How do you envision the role of virtual care and RPM evolving in the near future? What breakthroughs do you believe are needed to truly transform health care delivery at scale?
Dicks: I'm a data guy, so I think data and AI systems are important. We have what I call “wearables, hearables, and seeables,” but I think we’re increasingly going into what I call “disappearables”. These are woven into your day-to-day fabric and cloth—more disposable patches, more connectivity directly to the cloud, and not necessarily through an intermediate device. But I think we're already starting to see an industry preference [for avoiding the need to] send a Bluetooth scale or blood pressure device, because they can be problematic in pairing and become unpaired. Instead, cellular can be built into individual devices and have the data shipped directly to the cloud.

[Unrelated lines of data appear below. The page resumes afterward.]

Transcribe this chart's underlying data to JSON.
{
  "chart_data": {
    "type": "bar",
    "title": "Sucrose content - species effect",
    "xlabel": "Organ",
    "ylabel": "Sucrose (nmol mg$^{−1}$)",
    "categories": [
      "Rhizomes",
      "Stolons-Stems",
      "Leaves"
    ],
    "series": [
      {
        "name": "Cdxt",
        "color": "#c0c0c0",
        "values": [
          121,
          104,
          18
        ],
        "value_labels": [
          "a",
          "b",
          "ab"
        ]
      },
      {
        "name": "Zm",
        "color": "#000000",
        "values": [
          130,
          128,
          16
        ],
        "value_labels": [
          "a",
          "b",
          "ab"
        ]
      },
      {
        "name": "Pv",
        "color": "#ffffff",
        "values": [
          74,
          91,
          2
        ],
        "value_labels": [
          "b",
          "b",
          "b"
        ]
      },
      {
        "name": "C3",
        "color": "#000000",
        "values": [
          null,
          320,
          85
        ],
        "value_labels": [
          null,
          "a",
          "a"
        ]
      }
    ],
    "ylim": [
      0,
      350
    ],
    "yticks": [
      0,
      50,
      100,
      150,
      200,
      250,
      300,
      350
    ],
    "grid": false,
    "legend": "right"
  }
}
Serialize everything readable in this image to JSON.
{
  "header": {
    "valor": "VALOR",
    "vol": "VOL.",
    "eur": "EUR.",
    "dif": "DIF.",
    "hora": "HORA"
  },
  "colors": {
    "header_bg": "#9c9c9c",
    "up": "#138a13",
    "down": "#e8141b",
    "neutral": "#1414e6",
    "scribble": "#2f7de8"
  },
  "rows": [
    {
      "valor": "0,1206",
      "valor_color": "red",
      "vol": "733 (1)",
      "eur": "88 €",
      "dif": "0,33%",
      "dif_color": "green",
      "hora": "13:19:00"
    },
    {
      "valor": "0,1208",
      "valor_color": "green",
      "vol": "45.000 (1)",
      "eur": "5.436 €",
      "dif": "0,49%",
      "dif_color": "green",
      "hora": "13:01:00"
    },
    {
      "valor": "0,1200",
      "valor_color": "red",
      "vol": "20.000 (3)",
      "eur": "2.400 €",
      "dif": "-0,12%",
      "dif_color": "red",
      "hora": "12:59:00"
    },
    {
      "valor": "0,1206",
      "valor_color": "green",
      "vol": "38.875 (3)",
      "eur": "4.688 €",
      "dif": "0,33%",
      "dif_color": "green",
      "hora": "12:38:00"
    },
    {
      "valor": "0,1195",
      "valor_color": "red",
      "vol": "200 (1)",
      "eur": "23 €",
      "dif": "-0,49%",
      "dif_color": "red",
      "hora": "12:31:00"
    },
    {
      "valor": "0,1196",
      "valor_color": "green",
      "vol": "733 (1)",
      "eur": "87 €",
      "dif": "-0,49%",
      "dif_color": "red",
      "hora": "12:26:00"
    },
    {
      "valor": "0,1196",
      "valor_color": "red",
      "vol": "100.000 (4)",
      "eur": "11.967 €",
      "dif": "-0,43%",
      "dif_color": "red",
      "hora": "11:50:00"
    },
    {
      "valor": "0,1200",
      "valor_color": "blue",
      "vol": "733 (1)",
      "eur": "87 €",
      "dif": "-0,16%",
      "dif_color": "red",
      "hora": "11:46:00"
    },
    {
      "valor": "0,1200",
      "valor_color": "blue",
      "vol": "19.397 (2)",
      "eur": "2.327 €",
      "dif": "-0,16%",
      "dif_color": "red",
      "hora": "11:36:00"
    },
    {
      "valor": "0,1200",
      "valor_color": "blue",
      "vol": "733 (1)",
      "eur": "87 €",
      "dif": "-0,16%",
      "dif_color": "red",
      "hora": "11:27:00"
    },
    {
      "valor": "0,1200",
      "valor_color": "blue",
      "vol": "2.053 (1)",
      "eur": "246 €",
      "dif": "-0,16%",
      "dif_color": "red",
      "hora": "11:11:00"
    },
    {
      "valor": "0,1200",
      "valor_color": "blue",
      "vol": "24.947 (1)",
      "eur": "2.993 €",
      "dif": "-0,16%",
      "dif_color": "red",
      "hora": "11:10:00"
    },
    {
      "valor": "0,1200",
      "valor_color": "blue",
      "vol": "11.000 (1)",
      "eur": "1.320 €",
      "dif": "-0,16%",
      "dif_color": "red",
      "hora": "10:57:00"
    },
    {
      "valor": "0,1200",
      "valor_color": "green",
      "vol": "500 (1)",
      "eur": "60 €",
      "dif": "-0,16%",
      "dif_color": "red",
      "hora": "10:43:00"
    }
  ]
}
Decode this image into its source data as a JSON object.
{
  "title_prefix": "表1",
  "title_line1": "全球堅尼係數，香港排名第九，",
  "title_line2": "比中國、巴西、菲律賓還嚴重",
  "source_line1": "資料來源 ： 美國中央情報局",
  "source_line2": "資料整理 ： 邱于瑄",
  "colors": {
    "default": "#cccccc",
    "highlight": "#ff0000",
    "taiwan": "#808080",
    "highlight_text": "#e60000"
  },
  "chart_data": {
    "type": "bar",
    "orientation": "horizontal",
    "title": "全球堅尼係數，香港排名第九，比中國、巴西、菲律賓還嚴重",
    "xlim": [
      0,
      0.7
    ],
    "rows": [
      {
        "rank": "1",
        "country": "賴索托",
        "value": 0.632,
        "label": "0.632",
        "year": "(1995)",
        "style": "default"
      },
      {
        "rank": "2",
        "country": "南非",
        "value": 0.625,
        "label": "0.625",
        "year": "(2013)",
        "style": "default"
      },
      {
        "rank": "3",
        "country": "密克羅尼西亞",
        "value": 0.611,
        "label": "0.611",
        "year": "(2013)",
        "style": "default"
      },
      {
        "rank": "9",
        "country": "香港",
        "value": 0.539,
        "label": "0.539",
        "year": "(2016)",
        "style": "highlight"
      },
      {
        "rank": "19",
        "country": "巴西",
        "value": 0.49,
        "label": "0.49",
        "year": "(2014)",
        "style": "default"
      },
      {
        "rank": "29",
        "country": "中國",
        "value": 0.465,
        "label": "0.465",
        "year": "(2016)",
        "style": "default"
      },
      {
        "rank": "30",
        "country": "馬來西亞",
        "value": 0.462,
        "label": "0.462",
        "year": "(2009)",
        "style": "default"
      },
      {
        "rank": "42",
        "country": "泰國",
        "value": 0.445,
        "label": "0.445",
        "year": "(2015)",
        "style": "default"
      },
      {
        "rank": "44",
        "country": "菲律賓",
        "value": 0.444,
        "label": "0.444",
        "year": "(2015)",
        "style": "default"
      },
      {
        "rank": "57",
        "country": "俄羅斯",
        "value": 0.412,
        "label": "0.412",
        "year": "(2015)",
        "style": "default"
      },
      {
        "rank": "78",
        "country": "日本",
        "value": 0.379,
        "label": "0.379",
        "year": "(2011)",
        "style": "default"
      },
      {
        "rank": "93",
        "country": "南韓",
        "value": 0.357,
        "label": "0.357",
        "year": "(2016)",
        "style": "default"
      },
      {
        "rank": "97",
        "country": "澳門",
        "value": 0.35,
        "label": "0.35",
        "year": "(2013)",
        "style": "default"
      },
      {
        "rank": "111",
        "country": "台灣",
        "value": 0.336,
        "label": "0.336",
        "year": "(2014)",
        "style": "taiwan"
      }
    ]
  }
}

Disposable sensors, AI, and data are all important. Those are all potential changes I see coming. This industry is now being driven by the consumer and by the payer. More than anybody else, we as consumers are starting to decide on who we see and how we see them based on the dollars we spend and who we spend them with.
From that perspective, my choice is to sit behind a computer—or the 2 or 3 screens that I have in front of me—and communicate with my provider regularly. I am compliant enough that if I have a lab 2 blocks away, I can go there and get my blood tested regularly if my doctor orders it. I prefer not to be on medications, but my supplements and medications all come through mail order when I need them. I think the system must be more heuristic and learn when to start shipping those out automatically. It's like shipping my food to my door through HelloFresh or Blue Apron. It needs to be more intuitive to my needs.
We're in a very dynamic time with the government, too. My approach is that sometimes, through chaos comes opportunity. Things do need to be shaken up to be able to be reassembled in a different way and make room for new processes and technology—even if I may not necessarily agree with how that is being done. I think we’re going to see a lot of changes over the next couple of years. Health care tends to move very slowly, but the accelerants are an aging population, increased costs, and AI. AI is going to give consumers the power to say what they want quickly. If health systems, providers, and payers are not willing to move as fast with the consumer, then the consumer will find another way to get what they want.